BUN/Cre比は出血部位の推定に使うこともできる!

BUNは上部消化管出血の方が上昇します。

出血した血液が分解されて吸収される量が下部よりも増えるからです。BUNとCreの乖離が大きいほど、上部消化管で出血が起こっている可能性が高くなります。

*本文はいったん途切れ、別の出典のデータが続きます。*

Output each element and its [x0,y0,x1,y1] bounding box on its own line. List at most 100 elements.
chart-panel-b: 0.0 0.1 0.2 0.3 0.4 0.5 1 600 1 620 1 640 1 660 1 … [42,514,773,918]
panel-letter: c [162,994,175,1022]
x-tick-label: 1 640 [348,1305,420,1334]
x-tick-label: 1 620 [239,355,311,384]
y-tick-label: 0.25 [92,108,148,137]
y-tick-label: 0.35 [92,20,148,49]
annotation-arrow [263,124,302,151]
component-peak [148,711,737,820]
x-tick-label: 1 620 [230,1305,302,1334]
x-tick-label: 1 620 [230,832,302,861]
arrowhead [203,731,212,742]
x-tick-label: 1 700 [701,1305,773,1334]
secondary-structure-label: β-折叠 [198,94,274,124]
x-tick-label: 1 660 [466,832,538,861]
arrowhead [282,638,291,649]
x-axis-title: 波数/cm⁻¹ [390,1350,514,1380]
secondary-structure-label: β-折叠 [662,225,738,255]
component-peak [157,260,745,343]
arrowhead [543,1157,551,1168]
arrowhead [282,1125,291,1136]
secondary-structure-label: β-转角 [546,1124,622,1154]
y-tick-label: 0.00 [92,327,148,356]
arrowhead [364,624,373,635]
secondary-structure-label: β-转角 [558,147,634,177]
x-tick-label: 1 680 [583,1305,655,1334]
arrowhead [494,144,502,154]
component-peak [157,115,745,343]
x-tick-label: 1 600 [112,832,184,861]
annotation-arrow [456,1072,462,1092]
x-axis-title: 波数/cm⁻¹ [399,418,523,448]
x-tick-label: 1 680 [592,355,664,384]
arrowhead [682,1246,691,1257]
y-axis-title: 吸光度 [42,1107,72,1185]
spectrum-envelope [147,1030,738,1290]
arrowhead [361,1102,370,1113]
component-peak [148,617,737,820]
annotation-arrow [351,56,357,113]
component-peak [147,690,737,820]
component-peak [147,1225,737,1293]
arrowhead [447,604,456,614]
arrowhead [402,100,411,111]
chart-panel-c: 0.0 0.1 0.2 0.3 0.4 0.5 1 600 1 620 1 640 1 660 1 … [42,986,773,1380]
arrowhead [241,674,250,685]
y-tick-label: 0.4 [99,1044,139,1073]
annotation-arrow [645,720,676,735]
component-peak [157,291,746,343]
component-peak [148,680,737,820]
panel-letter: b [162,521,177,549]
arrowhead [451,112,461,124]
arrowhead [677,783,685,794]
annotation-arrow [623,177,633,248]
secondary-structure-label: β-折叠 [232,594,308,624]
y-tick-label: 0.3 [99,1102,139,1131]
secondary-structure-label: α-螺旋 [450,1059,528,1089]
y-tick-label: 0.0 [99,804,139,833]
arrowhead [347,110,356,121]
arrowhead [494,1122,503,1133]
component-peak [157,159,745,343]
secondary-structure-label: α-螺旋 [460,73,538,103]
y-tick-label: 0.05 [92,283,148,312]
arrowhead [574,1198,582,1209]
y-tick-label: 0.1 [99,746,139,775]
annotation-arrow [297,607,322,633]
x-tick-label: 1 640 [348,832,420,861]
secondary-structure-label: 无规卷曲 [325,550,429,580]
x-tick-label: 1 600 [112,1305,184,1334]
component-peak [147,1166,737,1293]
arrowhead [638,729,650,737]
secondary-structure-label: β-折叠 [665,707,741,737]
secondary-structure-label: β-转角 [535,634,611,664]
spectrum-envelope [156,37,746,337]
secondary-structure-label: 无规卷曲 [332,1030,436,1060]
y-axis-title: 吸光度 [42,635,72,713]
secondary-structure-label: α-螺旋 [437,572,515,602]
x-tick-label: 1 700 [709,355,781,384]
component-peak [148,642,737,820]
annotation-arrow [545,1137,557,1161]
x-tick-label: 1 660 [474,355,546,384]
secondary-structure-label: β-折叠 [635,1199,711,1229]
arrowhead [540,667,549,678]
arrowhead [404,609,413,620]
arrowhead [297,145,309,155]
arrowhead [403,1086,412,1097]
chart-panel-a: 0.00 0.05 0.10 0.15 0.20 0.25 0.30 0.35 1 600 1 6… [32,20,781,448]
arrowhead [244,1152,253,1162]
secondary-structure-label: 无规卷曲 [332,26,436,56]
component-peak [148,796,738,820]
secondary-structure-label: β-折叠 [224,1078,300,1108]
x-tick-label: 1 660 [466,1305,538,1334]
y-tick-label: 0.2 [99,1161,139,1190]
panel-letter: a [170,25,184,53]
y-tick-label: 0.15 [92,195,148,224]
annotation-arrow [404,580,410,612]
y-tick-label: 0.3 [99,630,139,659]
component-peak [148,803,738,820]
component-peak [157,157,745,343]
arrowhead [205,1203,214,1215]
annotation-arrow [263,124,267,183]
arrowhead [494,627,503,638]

消化管出血は、頭蓋内出血に比べ、早期に発見し適切な処置を行えばリスクを最小化できるので、自覚症状に加えて定期的なHb、BUN、Creのチェックが早期発見、モニタリングが大切です。

まとめ

最後にまとめておきますね。

ポイントは以下のとおりです。

▽DOACの消化管出血リスクとは?

  • DOACは全体として、ワルファリンよりも消化管出血リスクが高い。全身性の抗凝固作用に加えて、消化管内での局所作用に起因すると考えられている。
  • 個別で見ると、ワルファリンに比べて、高用量プラザキサとリクシアナ、イグザレルト(国内臨床試験ではワルファリンよりも少ない)が劣性。低用量プラザキサとエリキュースは非劣性です。

▽消化管出血を予防するためにできること

  • 処方監査…腎排泄性薬剤のため、腎機能に応じた投与量設計が必要です。eGFRチェックによる過量投与を防ぐことが大切。特にプラザキサ!
  • 予防薬…PPIやH2拮抗薬で消化管出血を予防できるとの報告あり(現時点で保険適応外)

▽早期発見とモニタリングのポイント

  • 胃部不快感や食欲不振、貧血症状(ふらつきや倦怠感など)などの自覚症状に加えて、BUN、Creのチェックが有用。BUN/Cre>30を超えると上部消化管出血のリスクが高いと判断できる!

★ ★ ★ ★ ★
今回はDOACの消化管出血に注目。安全管理のために薬剤師が押さえておきたいことを解説しました。

DOAC投与中は、「便が黒くなったり血が混じることはないですか?」というフレーズが決まり文句になりそうですね。

最後まで読んでいただきありがとうございます。